Samedi 27 février 2016. Les bulletins météos n’exagéraient pas. Ils annonçaient depuis plusieurs jours un épisode cévenol majeur pour la fin de la semaine, c’est un déluge qui est tombé sur le département de l’Hérault toute la journée. Au pied du Pic Saint-Loup, au domaine de Lacan où la famille Vangelisti élève ses toros, on a été sur le point d’annuler la cérémonie taurine prévue de longue date pour cette matinée. Mais la piste a tenu le coup. Et un des invités, Adrien Salenc, était venu tout exprès de Madrid pour cette opportunité…
La pluie était glacée, je n’ai pas eu le cœur de me glisser dans un burladero ou de monter sur la plateforme au dessus des corrales. Je suis resté dans le salon, la cheminée fonctionnait bien et j’ai filmé le spectacle par la fenêtre.

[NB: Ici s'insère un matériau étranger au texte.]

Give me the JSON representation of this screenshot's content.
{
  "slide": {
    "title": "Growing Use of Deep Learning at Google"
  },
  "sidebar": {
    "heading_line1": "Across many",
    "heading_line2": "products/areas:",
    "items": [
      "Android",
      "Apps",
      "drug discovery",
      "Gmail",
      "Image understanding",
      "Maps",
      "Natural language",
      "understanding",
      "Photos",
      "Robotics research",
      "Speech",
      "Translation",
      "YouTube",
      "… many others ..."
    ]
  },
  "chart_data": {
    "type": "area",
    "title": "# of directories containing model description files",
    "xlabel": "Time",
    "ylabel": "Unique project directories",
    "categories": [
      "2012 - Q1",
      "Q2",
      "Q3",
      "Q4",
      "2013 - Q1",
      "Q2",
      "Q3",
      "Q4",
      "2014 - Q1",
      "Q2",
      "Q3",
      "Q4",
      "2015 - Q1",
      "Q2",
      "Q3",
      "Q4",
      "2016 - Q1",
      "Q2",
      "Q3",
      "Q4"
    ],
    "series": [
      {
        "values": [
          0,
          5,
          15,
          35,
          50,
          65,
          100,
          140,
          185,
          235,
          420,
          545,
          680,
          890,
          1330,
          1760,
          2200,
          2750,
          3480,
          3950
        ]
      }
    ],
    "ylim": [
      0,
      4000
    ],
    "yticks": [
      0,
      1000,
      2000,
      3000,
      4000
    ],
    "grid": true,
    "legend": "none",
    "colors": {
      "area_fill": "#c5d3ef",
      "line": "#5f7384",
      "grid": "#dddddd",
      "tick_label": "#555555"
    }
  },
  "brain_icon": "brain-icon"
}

Les 3 novillos (deux d’origine Jandilla, un d’origine Daniel Ruiz) toréés et mis à mort par Thomas Joubert, Andy Younès et Adrien Salenc avaient comme principale qualité de ne présenter aucun défaut. Pour chacun des trois toreros, cette matinée était une étape majeure dans la préparation. Adrien est élève de l’école taurine de Juli en Espagne, cette année sera sûrement sa dernière dans la catégorie « sans chevaux ». Andy commence dans quelques semaines une saison de novillero dans les arènes d’importance : Valencia pour les Fallas, puis Arles pour Pâques pour commencer. Ses premiers « résultats artistiques » détermineront la suite.
Quant à Thomas Joubert, depuis qu’il ne s’annonce plus sous le pseudonyme de Tomasito, mais qu’il revendique dans l’arène son prénom de baptème et son nom d’état civil, il assume de mieux en mieux son personnage. Silhouette arrogante, visage mélancolique et tauromachie académique.

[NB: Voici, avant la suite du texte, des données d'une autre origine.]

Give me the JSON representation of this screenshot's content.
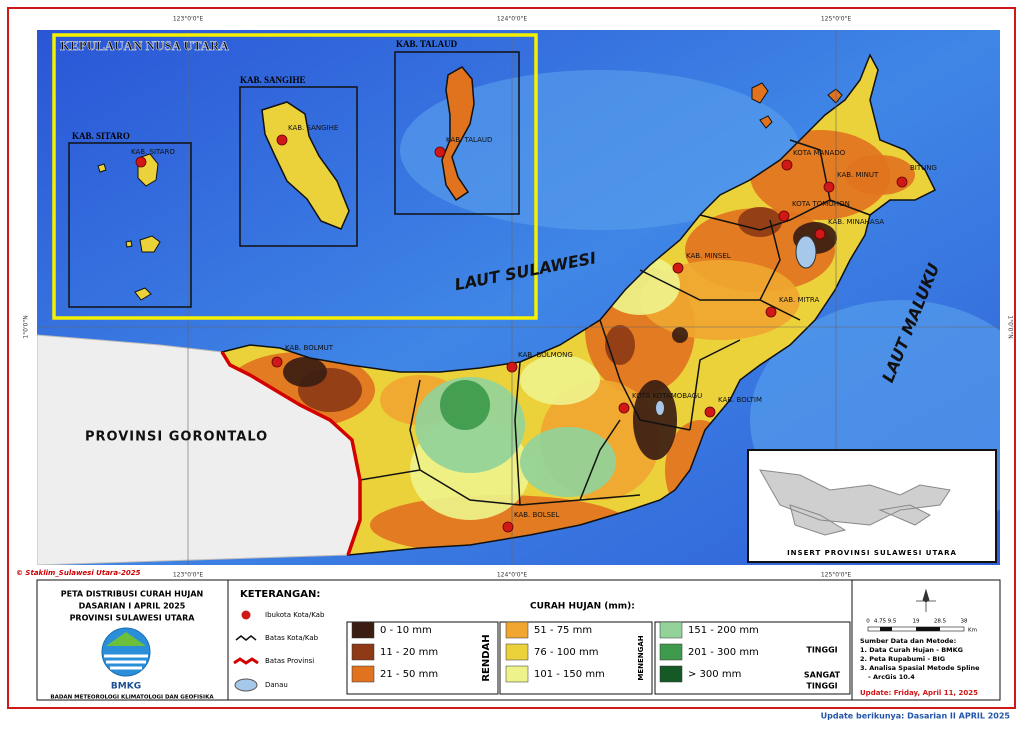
{
  "map": {
    "graticule": {
      "lon": [
        "123°0'0\"E",
        "124°0'0\"E",
        "125°0'0\"E"
      ],
      "lat": "1°0'0\"N"
    },
    "region_title": "KEPULAUAN NUSA UTARA",
    "inset_boxes": [
      "KAB. SITARO",
      "KAB. SANGIHE",
      "KAB. TALAUD"
    ],
    "cities": [
      "KAB. SITARO",
      "KAB. SANGIHE",
      "KAB. TALAUD",
      "KOTA MANADO",
      "KAB. MINUT",
      "BITUNG",
      "KOTA TOMOHON",
      "KAB. MINAHASA",
      "KAB. MINSEL",
      "KAB. MITRA",
      "KAB. BOLMUT",
      "KAB. BOLMONG",
      "KOTA KOTAMOBAGU",
      "KAB. BOLTIM",
      "KAB. BOLSEL"
    ],
    "seas": [
      "LAUT SULAWESI",
      "LAUT MALUKU"
    ],
    "neighbor": "PROVINSI GORONTALO",
    "credit": "© Staklim_Sulawesi Utara-2025",
    "insert_label": "INSERT PROVINSI SULAWESI UTARA"
  },
  "title_block": {
    "lines": [
      "PETA DISTRIBUSI CURAH HUJAN",
      "DASARIAN I APRIL 2025",
      "PROVINSI SULAWESI UTARA"
    ],
    "logo_text": "BMKG",
    "agency": "BADAN METEOROLOGI KLIMATOLOGI DAN GEOFISIKA"
  },
  "legend": {
    "heading": "KETERANGAN:",
    "symbols": [
      "Ibukota Kota/Kab",
      "Batas Kota/Kab",
      "Batas Provinsi",
      "Danau"
    ],
    "rain_heading": "CURAH HUJAN (mm):",
    "classes": [
      {
        "label": "0 - 10 mm",
        "color": "#3b1d12"
      },
      {
        "label": "11 - 20 mm",
        "color": "#8e3a17"
      },
      {
        "label": "21 - 50 mm",
        "color": "#e1731f"
      },
      {
        "label": "51 - 75 mm",
        "color": "#f0a631"
      },
      {
        "label": "76 - 100 mm",
        "color": "#ecd23a"
      },
      {
        "label": "101 - 150 mm",
        "color": "#eef28a"
      },
      {
        "label": "151 - 200 mm",
        "color": "#93d39a"
      },
      {
        "label": "201 - 300 mm",
        "color": "#3e9a4c"
      },
      {
        "label": "> 300 mm",
        "color": "#155a26"
      }
    ],
    "groups": {
      "rendah": "RENDAH",
      "menengah": "MENENGAH",
      "tinggi": "TINGGI",
      "sangat_tinggi": [
        "SANGAT",
        "TINGGI"
      ]
    }
  },
  "info": {
    "scale_ticks": [
      "0",
      "4.75",
      "9.5",
      "19",
      "28.5",
      "38"
    ],
    "scale_unit": "Km",
    "sources": [
      "Sumber Data dan Metode:",
      "1. Data Curah Hujan - BMKG",
      "2. Peta Rupabumi - BIG",
      "3. Analisa Spasial Metode Spline",
      "- ArcGis 10.4"
    ],
    "update": "Update: Friday, April 11, 2025",
    "next_update": "Update berikunya: Dasarian II APRIL 2025"
  }
}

Le lundi de Pâques, à Arles, c’est son premier contrat pour 2016, il va se cogner les toros de Pedraza, à coup sûr les plus costauds de la feria, pas nécessairement les moins maniables. Sa préparation? Huit toros « en privé », c’est à dire à l’abri des regards. En privé, mais en habit de lumière, histoire d’arriver pour sa première corrida comme s’il en avait toréé quatre.

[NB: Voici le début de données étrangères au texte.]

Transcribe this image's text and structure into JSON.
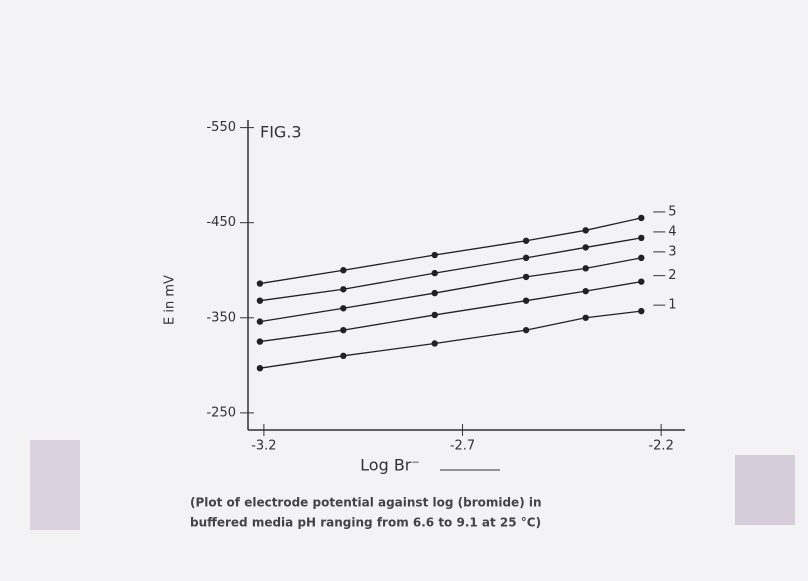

Son toro, d’origine Jandilla, était sans vice. Il semblait soupeser le pour et le contre avant de charger la muleta. Et quand il fonçait, on sentait de la rage. Thomas a pris le dessus petit à petit. Il a fini par trouver le bon rythme.
La pluie redoublait. Le souffle du novillo s’accordait à celui du toro. Une communion privée. Et un parfum de solennité au pied du pic Saint-Loup.